The truth, we all realize, is that there are side effects to ANY treatment. Patients have to choose which side effects, recovery time, inconvenience to their life, etc.

Anyway, the above article should give both Urologists and Radonc docs cause to pause and re-evaluate things:

1) Are we using technology responsibly for our patients who are facing death?

2) If IMRT is preferable, should urologists be the ones to plan treatment, or radiation oncologists who have 5 years of training specific to radiation? Honestly, it seems that urologists are involving themselves for financial reasons, NOT because it is really the best thing for their patients. That worries me.

I'm not specialty-bashing here. I definitely know that there is a huge role for urologists in treatment of prostate cancer.

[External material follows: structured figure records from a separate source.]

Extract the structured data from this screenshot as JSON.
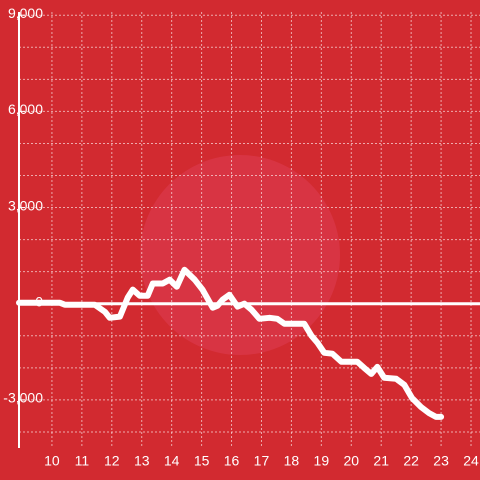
{
  "chart_data": {
    "type": "line",
    "x": [
      8.9,
      10.27,
      10.43,
      11.43,
      11.77,
      11.93,
      12.27,
      12.53,
      12.7,
      12.93,
      13.2,
      13.37,
      13.7,
      13.93,
      14.17,
      14.43,
      14.77,
      15.03,
      15.37,
      15.53,
      15.7,
      15.93,
      16.2,
      16.43,
      16.67,
      16.93,
      17.27,
      17.53,
      17.77,
      18.27,
      18.43,
      18.67,
      18.87,
      19.1,
      19.37,
      19.67,
      20.2,
      20.43,
      20.67,
      20.87,
      21.1,
      21.5,
      21.77,
      22.03,
      22.33,
      22.6,
      22.83,
      23.0
    ],
    "values": [
      30,
      30,
      -30,
      -30,
      -250,
      -440,
      -400,
      190,
      440,
      250,
      250,
      630,
      630,
      750,
      530,
      1060,
      750,
      440,
      -125,
      -60,
      125,
      280,
      -90,
      0,
      -190,
      -470,
      -440,
      -470,
      -625,
      -625,
      -625,
      -1000,
      -1220,
      -1530,
      -1560,
      -1810,
      -1810,
      -2000,
      -2190,
      -1970,
      -2310,
      -2340,
      -2530,
      -2940,
      -3220,
      -3410,
      -3530,
      -3530
    ],
    "color": "#ffffff",
    "xlim": [
      8.9,
      24.3
    ],
    "ylim": [
      -4500,
      9100
    ],
    "xticks": [
      10,
      11,
      12,
      13,
      14,
      15,
      16,
      17,
      18,
      19,
      20,
      21,
      22,
      23,
      24
    ],
    "yticks": [
      {
        "value": -3000,
        "label": "-3,000"
      },
      0,
      {
        "value": 3000,
        "label": "3,000"
      },
      {
        "value": 6000,
        "label": "6,000"
      },
      {
        "value": 9000,
        "label": "9,000"
      }
    ],
    "yminorticks": [
      -4000,
      -3000,
      -2000,
      -1000,
      1000,
      2000,
      3000,
      4000,
      5000,
      6000,
      7000,
      8000,
      9000
    ],
    "grid": true
  }
}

My own father-in-law had a prostatectomy recently, and given his age and aggresiveness of his cancer, it was the right thing for him. What I have a problem with, is certain urology groups who seem to have a lot of concern about reimbursement, and insist on having some tie to treatment, even when it isn't really indicated, but they will get some cash out of it if they are in the room.
 
I think the debate whether the urologist or radiotherapist should give the treatment of radiation to the patient diagnosed prostate cancer will be somewhere close to the discussion of cardiologist vs radiologist treating MIs with PCI. As it is now the speciality "owning" the patient also tries to take charge of the treatment.

As far as I know there is not a single randomized study done for the outcome in terms of life expectancy etc of radical prostectomy vs radiation (of any kind). Who knows if there ever will come out a study as such since the cost of initiating something like this would be enormous and take quite some time to finish.

The one certainty about I.M.R.T. is that for doctors who own the technology, it can be much more lucrative than alternative treatments. Medicare and other insurers typically pay urologists only $2,000 or less for performing surgery to remove the prostate or for implanting radioactive seeds. The insurers say the much higher I.M.R.T. payments, which in some cases exceed $50,000, are based on the technology’s cost.

I am somewhat confused how the cost of IMRT is accepted by insurance companies considering the lack of data showing this is a superior type of treatment.

The topic is fairly interesting as one also could add the treatment of watchful waiting which has a substantially lower monetary cost but not necessary tremendously worse outcome in terms of life quality.